Little Black Boxes

August 3, 2009

Recently I’ve been exploring my hypersensitivity to being controlled. I used feel guilty about it. When I examine the past, in situations where this has led to a negative outcome, that negative outcome has been the destruction or compromise of a relationship with the other person. The thing they were trying to force me to do was rarely, or poorly done if at all.

I was not able to satisfactorily articulate my considerable distaste for external control, and my preference for comprehension. I’ve been asking “why” my entire life, and have hit a wall many times because of people feeling threatened. It’s a challenge to ask people to reformulate their orders into an expression of needs.

My brain likes pattern matching, and is near-constantly trying to reconcile the multiple inputs it receives. For better or worse, I call it systemic algebra. When it receives new input that doesn’t match the pattern of the increasingly complex model of the world in my head, it adjusts the model.

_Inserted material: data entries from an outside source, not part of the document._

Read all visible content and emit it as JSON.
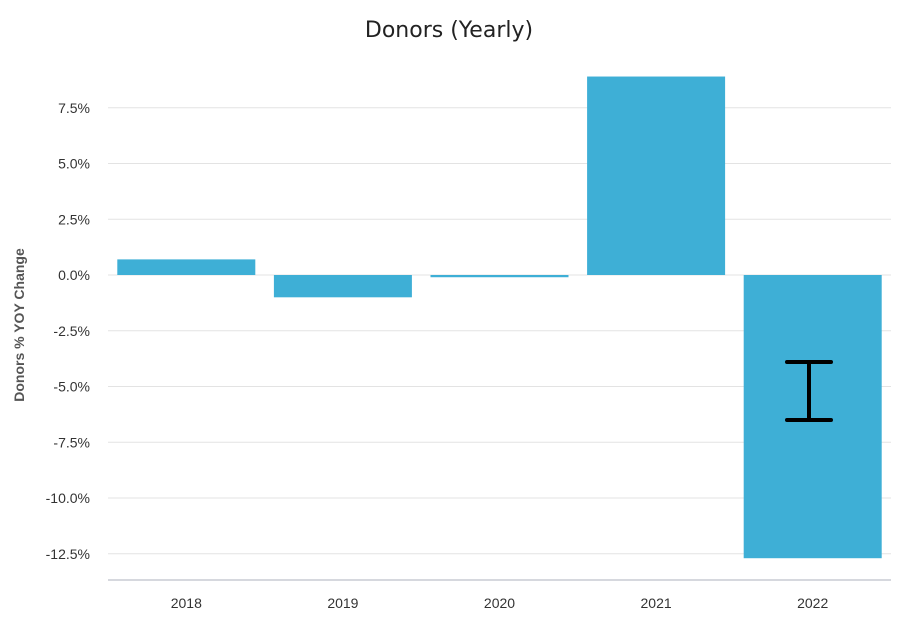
{
  "chart_data": {
    "type": "bar",
    "title": "Donors (Yearly)",
    "xlabel": "",
    "ylabel": "Donors % YOY Change",
    "categories": [
      "2018",
      "2019",
      "2020",
      "2021",
      "2022"
    ],
    "values": [
      0.7,
      -1.0,
      -0.1,
      8.9,
      -12.7
    ],
    "ylim": [
      -13.75,
      9.5
    ],
    "yticks": [
      7.5,
      5.0,
      2.5,
      0.0,
      -2.5,
      -5.0,
      -7.5,
      -10.0,
      -12.5
    ],
    "ytick_labels": [
      "7.5%",
      "5.0%",
      "2.5%",
      "0.0%",
      "-2.5%",
      "-5.0%",
      "-7.5%",
      "-10.0%",
      "-12.5%"
    ],
    "grid": true,
    "bar_color": "#3eafd6"
  },
  "overlay": {
    "icon": "text-cursor-icon"
  }
}
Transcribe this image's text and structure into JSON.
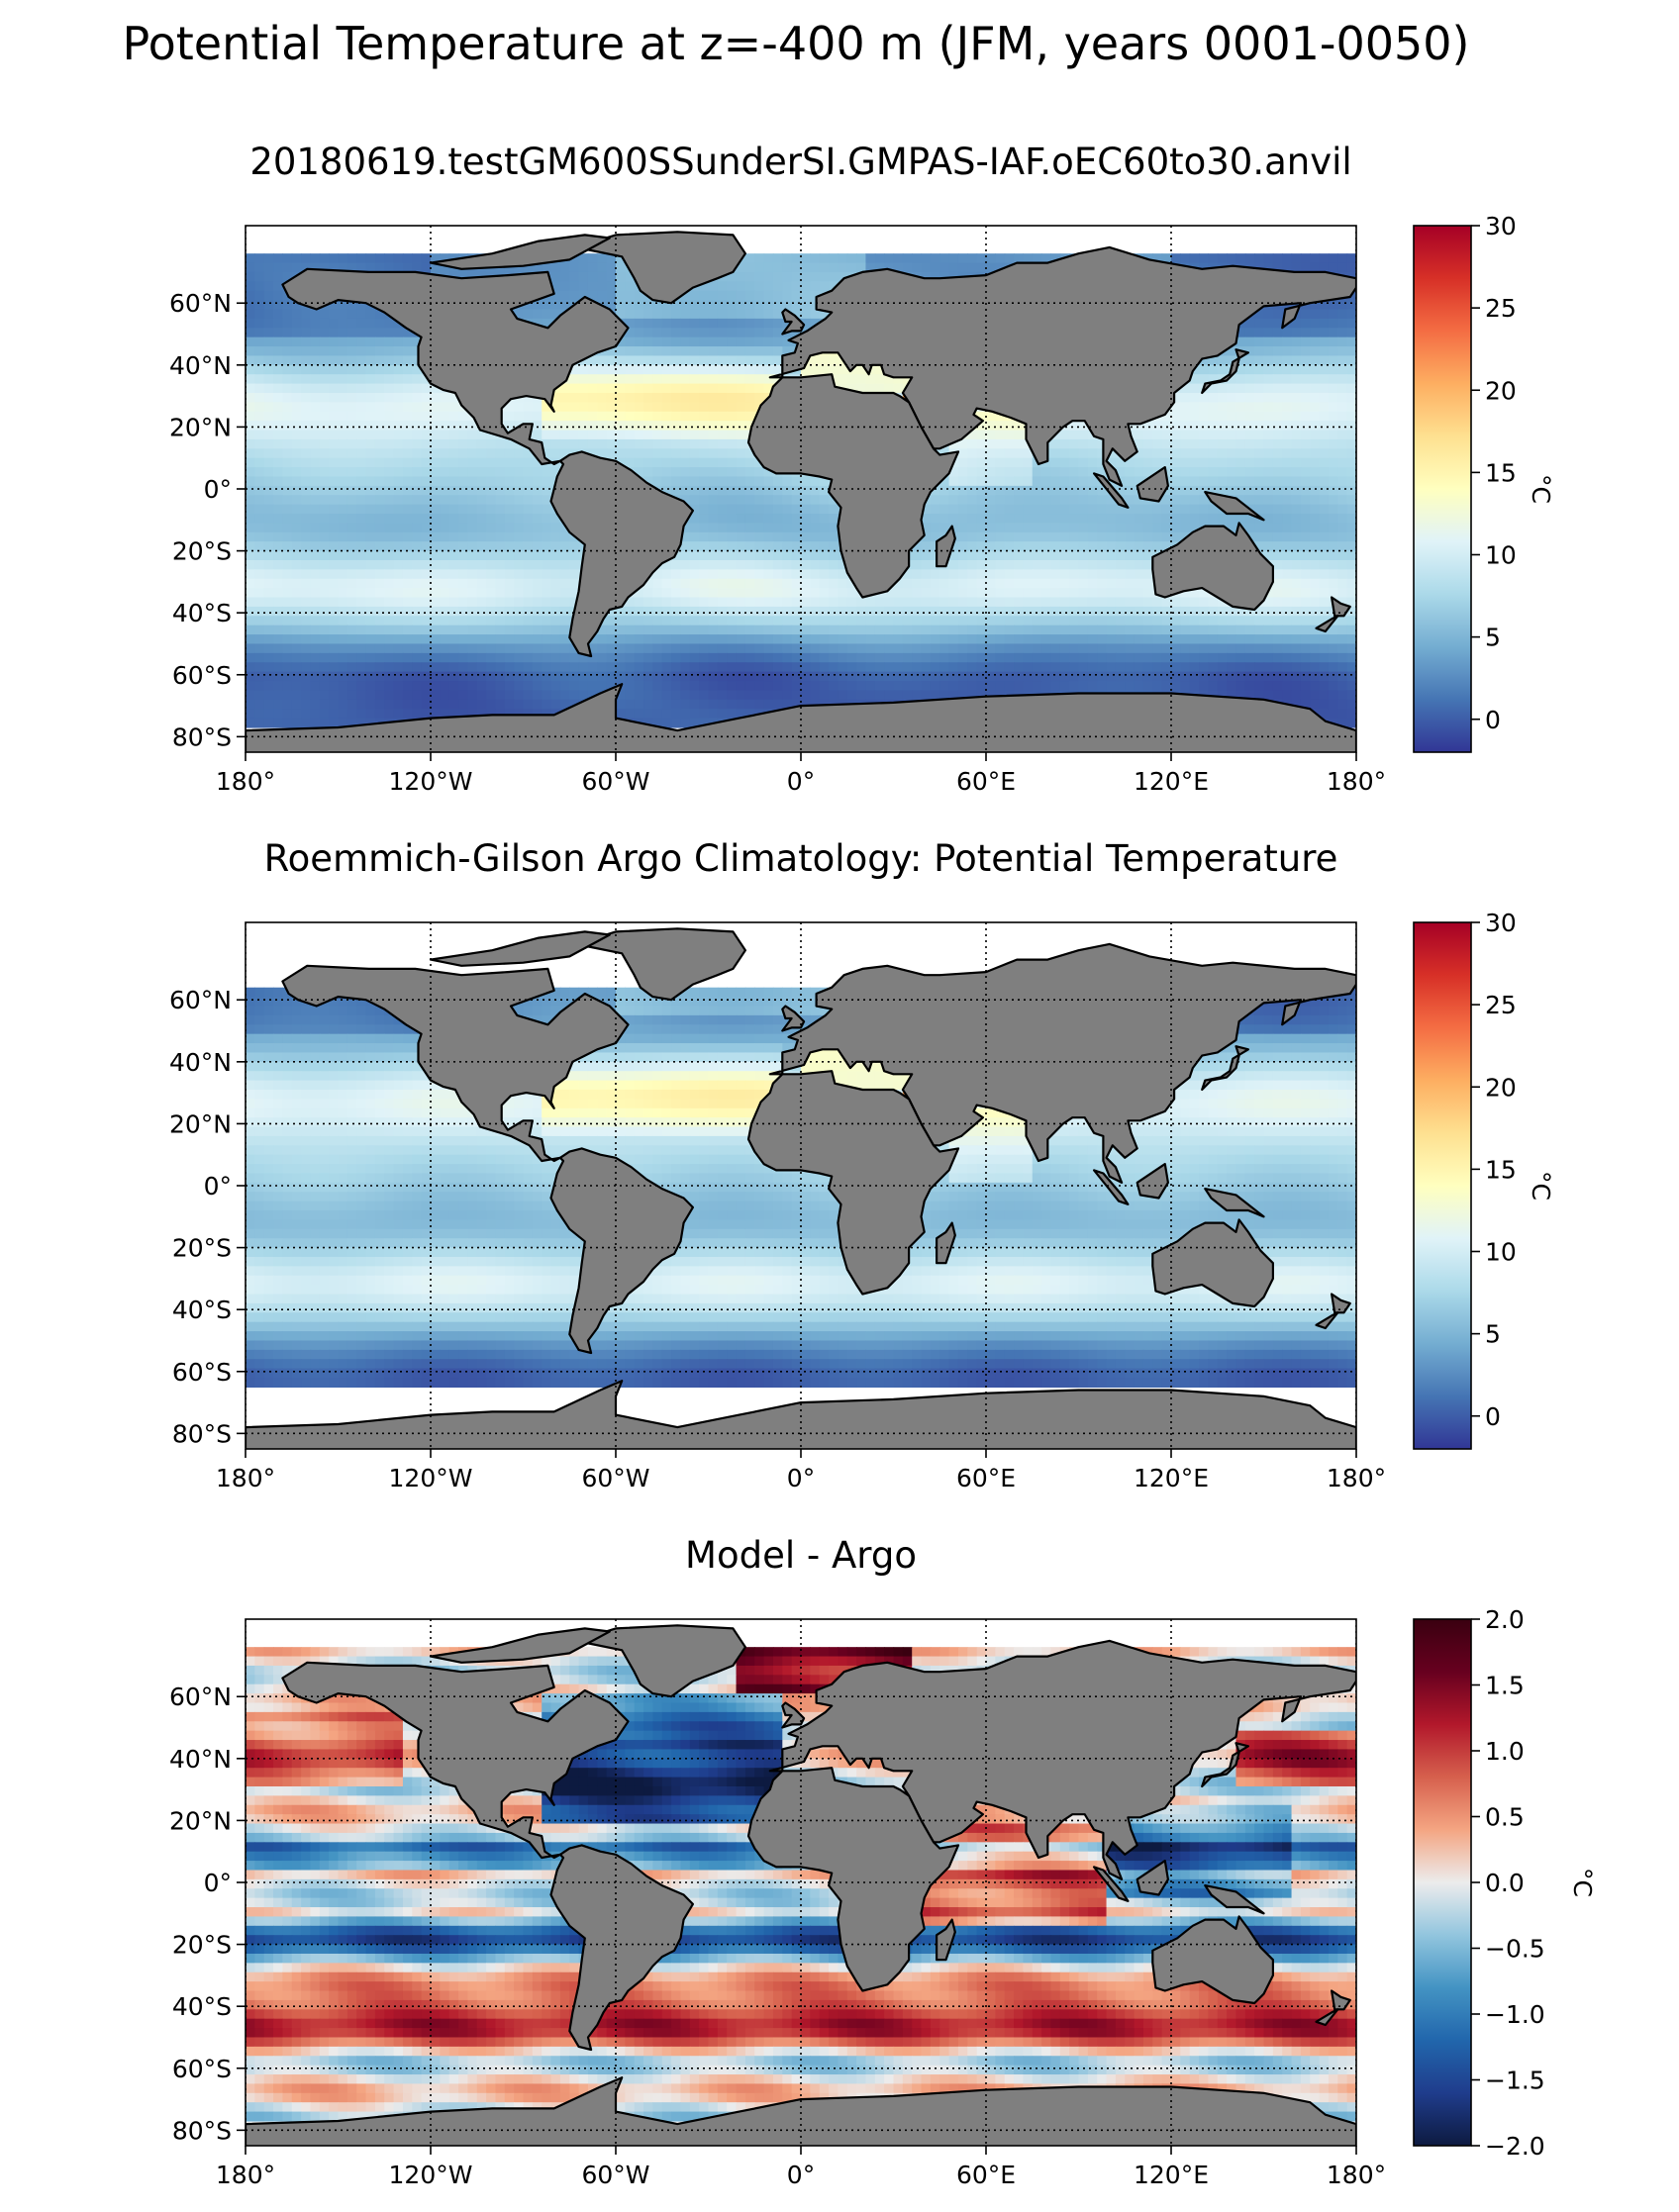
{
  "figure": {
    "suptitle": "Potential Temperature at z=-400 m (JFM, years 0001-0050)"
  },
  "colors": {
    "land": "#7f7f7f",
    "nodata": "#ffffff",
    "grid": "#000000",
    "coast": "#000000",
    "rdylbu_r": [
      "#313695",
      "#4575b4",
      "#74add1",
      "#abd9e9",
      "#e0f3f8",
      "#ffffbf",
      "#fee090",
      "#fdae61",
      "#f46d43",
      "#d73027",
      "#a50026"
    ],
    "rdbu_r": [
      "#0d1a40",
      "#1f3c8c",
      "#2166ac",
      "#4393c3",
      "#92c5de",
      "#ececec",
      "#f4a582",
      "#d6604d",
      "#b2182b",
      "#67001f",
      "#3a0010"
    ]
  },
  "chart_data": [
    {
      "type": "heatmap",
      "title": "20180619.testGM600SSunderSI.GMPAS-IAF.oEC60to30.anvil",
      "field": "model",
      "xlim": [
        -180,
        180
      ],
      "ylim": [
        -85,
        85
      ],
      "xticks": [
        -180,
        -120,
        -60,
        0,
        60,
        120,
        180
      ],
      "xticklabels": [
        "180°",
        "120°W",
        "60°W",
        "0°",
        "60°E",
        "120°E",
        "180°"
      ],
      "yticks": [
        60,
        40,
        20,
        0,
        -20,
        -40,
        -60,
        -80
      ],
      "yticklabels": [
        "60°N",
        "40°N",
        "20°N",
        "0°",
        "20°S",
        "40°S",
        "60°S",
        "80°S"
      ],
      "grid": true,
      "colorbar": {
        "label": "°C",
        "cmap": "rdylbu_r",
        "vmin": -2,
        "vmax": 30,
        "ticks": [
          0,
          5,
          10,
          15,
          20,
          25,
          30
        ],
        "ticklabels": [
          "0",
          "5",
          "10",
          "15",
          "20",
          "25",
          "30"
        ]
      }
    },
    {
      "type": "heatmap",
      "title": "Roemmich-Gilson Argo Climatology: Potential Temperature",
      "field": "obs",
      "xlim": [
        -180,
        180
      ],
      "ylim": [
        -85,
        85
      ],
      "xticks": [
        -180,
        -120,
        -60,
        0,
        60,
        120,
        180
      ],
      "xticklabels": [
        "180°",
        "120°W",
        "60°W",
        "0°",
        "60°E",
        "120°E",
        "180°"
      ],
      "yticks": [
        60,
        40,
        20,
        0,
        -20,
        -40,
        -60,
        -80
      ],
      "yticklabels": [
        "60°N",
        "40°N",
        "20°N",
        "0°",
        "20°S",
        "40°S",
        "60°S",
        "80°S"
      ],
      "grid": true,
      "obs_coverage_lat": [
        -65,
        65
      ],
      "colorbar": {
        "label": "°C",
        "cmap": "rdylbu_r",
        "vmin": -2,
        "vmax": 30,
        "ticks": [
          0,
          5,
          10,
          15,
          20,
          25,
          30
        ],
        "ticklabels": [
          "0",
          "5",
          "10",
          "15",
          "20",
          "25",
          "30"
        ]
      }
    },
    {
      "type": "heatmap",
      "title": "Model - Argo",
      "field": "bias",
      "xlim": [
        -180,
        180
      ],
      "ylim": [
        -85,
        85
      ],
      "xticks": [
        -180,
        -120,
        -60,
        0,
        60,
        120,
        180
      ],
      "xticklabels": [
        "180°",
        "120°W",
        "60°W",
        "0°",
        "60°E",
        "120°E",
        "180°"
      ],
      "yticks": [
        60,
        40,
        20,
        0,
        -20,
        -40,
        -60,
        -80
      ],
      "yticklabels": [
        "60°N",
        "40°N",
        "20°N",
        "0°",
        "20°S",
        "40°S",
        "60°S",
        "80°S"
      ],
      "grid": true,
      "colorbar": {
        "label": "°C",
        "cmap": "rdbu_r",
        "vmin": -2,
        "vmax": 2,
        "ticks": [
          2.0,
          1.5,
          1.0,
          0.5,
          0.0,
          -0.5,
          -1.0,
          -1.5,
          -2.0
        ],
        "ticklabels": [
          "2.0",
          "1.5",
          "1.0",
          "0.5",
          "0.0",
          "−0.5",
          "−1.0",
          "−1.5",
          "−2.0"
        ]
      }
    }
  ]
}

In this sense, getting older has had an overarching theme of both increased comprehension and decreased comprehension. There are parts of the system which I will not understand, perhaps ever. Those black boxes are unpredictable, and that the only reasonable thing I can predict is that they’ll resolve with whatever needs to happen.

Or more concretely: I trust that people will do the right thing for them, given their worldview.

I think some people would argue with this idea, saying it leaves no room for altruism; that a martyr acts “selflessly” to further the needs of the community. I think motive is inherently selfish—not in a pejorative sense, but that needs are ultimately part of the individual. A person’s actions are a function of attempting to meet the need which is immediately strongest.

Fasting, asceticism, self-inflicted injury, suicide, workaholism or similar behavior are fulfilling an unmet need for control or power. I think prayer is probably the most simple behavior a human can engage in that fills a power need. The idea is seductive—that by talking (in your head) to someone or something that’s listening can have a material effect on the real world. This is incredibly powerful.

This is still a thought in progress.